A key concept about spanning tree protocols on the BIG-IP®
system is the concept of protocol degradation.
occurs when the spanning tree mode on the BIG-IP system is set to MSTP or RSTP, but the system detects legacy bridges (that is, bridges running an older protocol type) on the network. In this case, the BIG-IP system automatically degrades the spanning tree protocol that is running on each applicable interface to match the protocol running on the legacy device.
For example, suppose you set the BIG-IP system to run in MSTP mode.
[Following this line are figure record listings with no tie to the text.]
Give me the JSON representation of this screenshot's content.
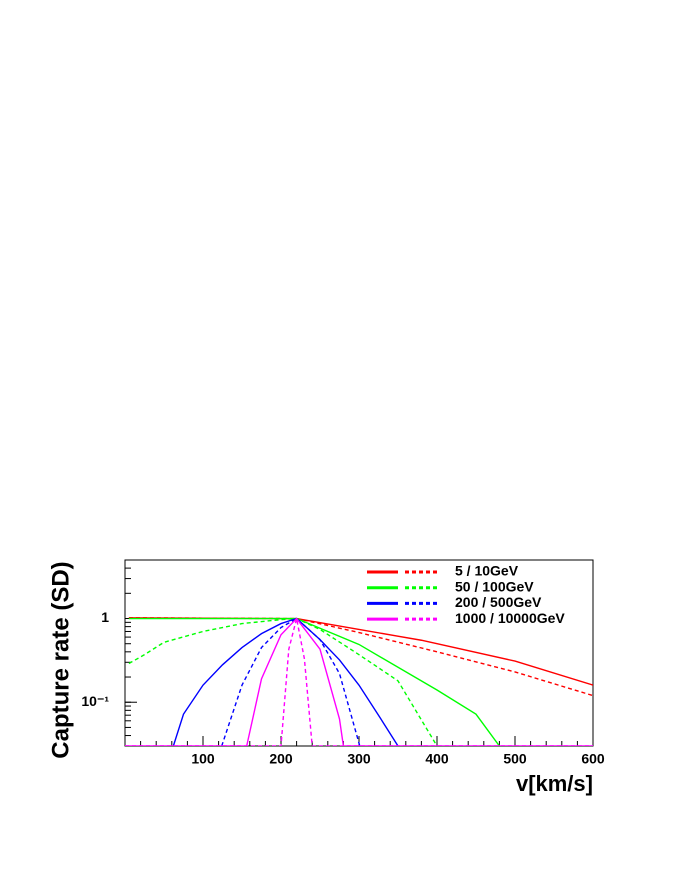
{
  "chart_data": {
    "type": "line",
    "y_label": "Capture rate (SD)",
    "x_label": "v[km/s]",
    "xlim": [
      0,
      600
    ],
    "xticks": [
      100,
      200,
      300,
      400,
      500,
      600
    ],
    "ylim": [
      0.03,
      5
    ],
    "yticks": [
      1,
      {
        "value": 0.1,
        "label": "10⁻¹"
      }
    ],
    "log_y": true,
    "legend_position": "upper-right",
    "legend": [
      {
        "label": "5 / 10GeV",
        "color": "#ff0000"
      },
      {
        "label": "50 / 100GeV",
        "color": "#00ff00"
      },
      {
        "label": "200 / 500GeV",
        "color": "#0000ff"
      },
      {
        "label": "1000 / 10000GeV",
        "color": "#ff00ff"
      }
    ],
    "series": [
      {
        "color": "#ff0000",
        "dash": "solid",
        "x": [
          5,
          100,
          200,
          220,
          300,
          380,
          500,
          600
        ],
        "values": [
          1.02,
          1.01,
          1.0,
          1.0,
          0.74,
          0.55,
          0.31,
          0.16
        ]
      },
      {
        "color": "#ff0000",
        "dash": "dashed",
        "x": [
          5,
          100,
          200,
          220,
          300,
          400,
          500,
          600
        ],
        "values": [
          1.02,
          1.01,
          1.0,
          1.0,
          0.68,
          0.4,
          0.23,
          0.12
        ]
      },
      {
        "color": "#00ff00",
        "dash": "solid",
        "x": [
          5,
          100,
          200,
          220,
          300,
          400,
          450,
          480
        ],
        "values": [
          1.0,
          1.0,
          1.0,
          1.0,
          0.49,
          0.14,
          0.072,
          0.03
        ]
      },
      {
        "color": "#00ff00",
        "dash": "dashed",
        "x": [
          5,
          25,
          50,
          100,
          150,
          200,
          220,
          250,
          300,
          350,
          400
        ],
        "values": [
          0.29,
          0.37,
          0.52,
          0.7,
          0.87,
          0.97,
          1.0,
          0.74,
          0.37,
          0.18,
          0.03
        ]
      },
      {
        "color": "#0000ff",
        "dash": "solid",
        "x": [
          62,
          75,
          100,
          125,
          150,
          175,
          200,
          220,
          250,
          275,
          300,
          325,
          350
        ],
        "values": [
          0.03,
          0.072,
          0.16,
          0.28,
          0.45,
          0.66,
          0.87,
          1.0,
          0.56,
          0.32,
          0.16,
          0.07,
          0.03
        ]
      },
      {
        "color": "#0000ff",
        "dash": "dashed",
        "x": [
          124,
          150,
          175,
          200,
          220,
          250,
          275,
          301
        ],
        "values": [
          0.03,
          0.16,
          0.45,
          0.78,
          1.0,
          0.56,
          0.22,
          0.03
        ]
      },
      {
        "color": "#ff00ff",
        "dash": "solid",
        "x": [
          0,
          156,
          175,
          200,
          220,
          250,
          275,
          280,
          600
        ],
        "values": [
          0.03,
          0.03,
          0.19,
          0.64,
          1.0,
          0.43,
          0.063,
          0.03,
          0.03
        ]
      },
      {
        "color": "#ff00ff",
        "dash": "dashed",
        "x": [
          0,
          200,
          210,
          220,
          230,
          240,
          600
        ],
        "values": [
          0.03,
          0.03,
          0.43,
          1.0,
          0.33,
          0.03,
          0.03
        ]
      }
    ]
  }
}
Later, if a bridge running STP is added to the network, the BIG-IP system will detect the legacy device and automatically degrade the protocol running on the BIG-IP system interfaces from MSTP to STP. The mode is still set to MSTP, but the interfaces actually run STP.
If the legacy device is later removed from the network, you can choose, for each BIG-IP system interface, to manually reset the spanning tree protocol back to MSTP.
The basic principle of protocol degradation is that each BIG-IP system interface in a spanning tree runs the oldest protocol that the system detects on the Layer 2 devices of the network. Thus, if a legacy bridge running STP is added to the network, BIG-IP system interfaces running MSTP or RSTP degrade to STP. Similarly, if a legacy bridge is running RSTP (and no bridges are running STP), interfaces running MSTP degrade to RSTP.
Note that when a bridge running MSTP must degrade to RSTP, the spanning tree algorithm automatically puts the degraded bridge into a separate MSTP region.